Arrêtés et interrogés, les deux hommes expliquent que les relations étaient consenties.

Quelques semaines plus tard, une autre enquête révèle que l'un des accusés est le beau-frère d'un policier affecté à l'unité chargée de l'affaire.

Elle met également au jour que "plusieurs éléments de preuve potentiellement cruciaux", comme les données du portable de l'un des accusés ou des images de vidéosurveillance du bar, "disparurent ou furent altérés alors qu’ils se trouvaient sous la garde de la police".

En 2018, le parquet renonce à poursuivre les suspects, arguant n'avoir "pas suffisamment d’éléments pour établir que des relations sexuelles non consenties avaient eu lieu".

Un jugement accablant de l'enquête

Une autre procédure ouverte sur d’éventuelles fautes et falsifications des preuves conclut en 2021, encore une fois, que les éléments recueillis ne permettent pas de prouver que "les suspects avaient administré aux requérantes des substances incapacitantes ou qu’ils savaient qu’elles étaient inconscientes pendant les relations sexuelles".

Les deux plaignantes font appel, mais n'obtiennent pas gain de cause.

Saisie en novembre 2023, la CEDH dresse dans son arrêt un jugement accablant de l'enquête, estimant que "les manquements en matière de conservation des preuves étaient plus que des 'erreurs isolées' ou des omissions d'enquête mineures".

Elle critique aussi le "laps de temps considérable" pour ouvrir des enquêtes "sur d’éventuelles fautes commises par la police".

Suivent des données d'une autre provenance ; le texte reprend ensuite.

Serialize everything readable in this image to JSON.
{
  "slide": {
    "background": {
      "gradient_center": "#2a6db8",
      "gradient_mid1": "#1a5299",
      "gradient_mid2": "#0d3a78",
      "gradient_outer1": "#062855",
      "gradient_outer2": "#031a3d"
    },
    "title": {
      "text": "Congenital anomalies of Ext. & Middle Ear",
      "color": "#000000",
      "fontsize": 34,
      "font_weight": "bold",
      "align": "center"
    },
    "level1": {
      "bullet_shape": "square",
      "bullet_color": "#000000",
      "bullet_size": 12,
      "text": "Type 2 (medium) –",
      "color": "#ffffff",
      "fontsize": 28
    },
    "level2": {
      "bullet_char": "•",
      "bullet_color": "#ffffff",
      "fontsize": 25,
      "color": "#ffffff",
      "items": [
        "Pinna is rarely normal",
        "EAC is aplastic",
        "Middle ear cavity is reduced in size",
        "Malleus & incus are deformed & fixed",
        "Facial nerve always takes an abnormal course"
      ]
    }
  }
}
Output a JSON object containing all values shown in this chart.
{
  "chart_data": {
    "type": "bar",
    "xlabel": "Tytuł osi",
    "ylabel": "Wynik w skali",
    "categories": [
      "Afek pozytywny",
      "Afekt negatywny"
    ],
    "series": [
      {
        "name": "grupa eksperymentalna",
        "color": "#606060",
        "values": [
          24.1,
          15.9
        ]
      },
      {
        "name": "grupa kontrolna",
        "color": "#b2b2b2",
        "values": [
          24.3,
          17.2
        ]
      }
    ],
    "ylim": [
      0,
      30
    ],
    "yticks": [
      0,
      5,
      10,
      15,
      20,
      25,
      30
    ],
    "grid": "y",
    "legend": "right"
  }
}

Elle condamne enfin le fait que ces enquêtes aient été confiées "aux mêmes organes judiciaires et policiers que ceux qui avaient supervisé l’enquête initiale", mettant en avant "les liens familiaux étroits entre l’un des enquêteurs et l’un des suspects".

La CEDH condamne ainsi l'Espagne à verser 20.000 euros à chaque plaignante pour "dommage moral" et 5000 euros conjointement pour frais et dépens.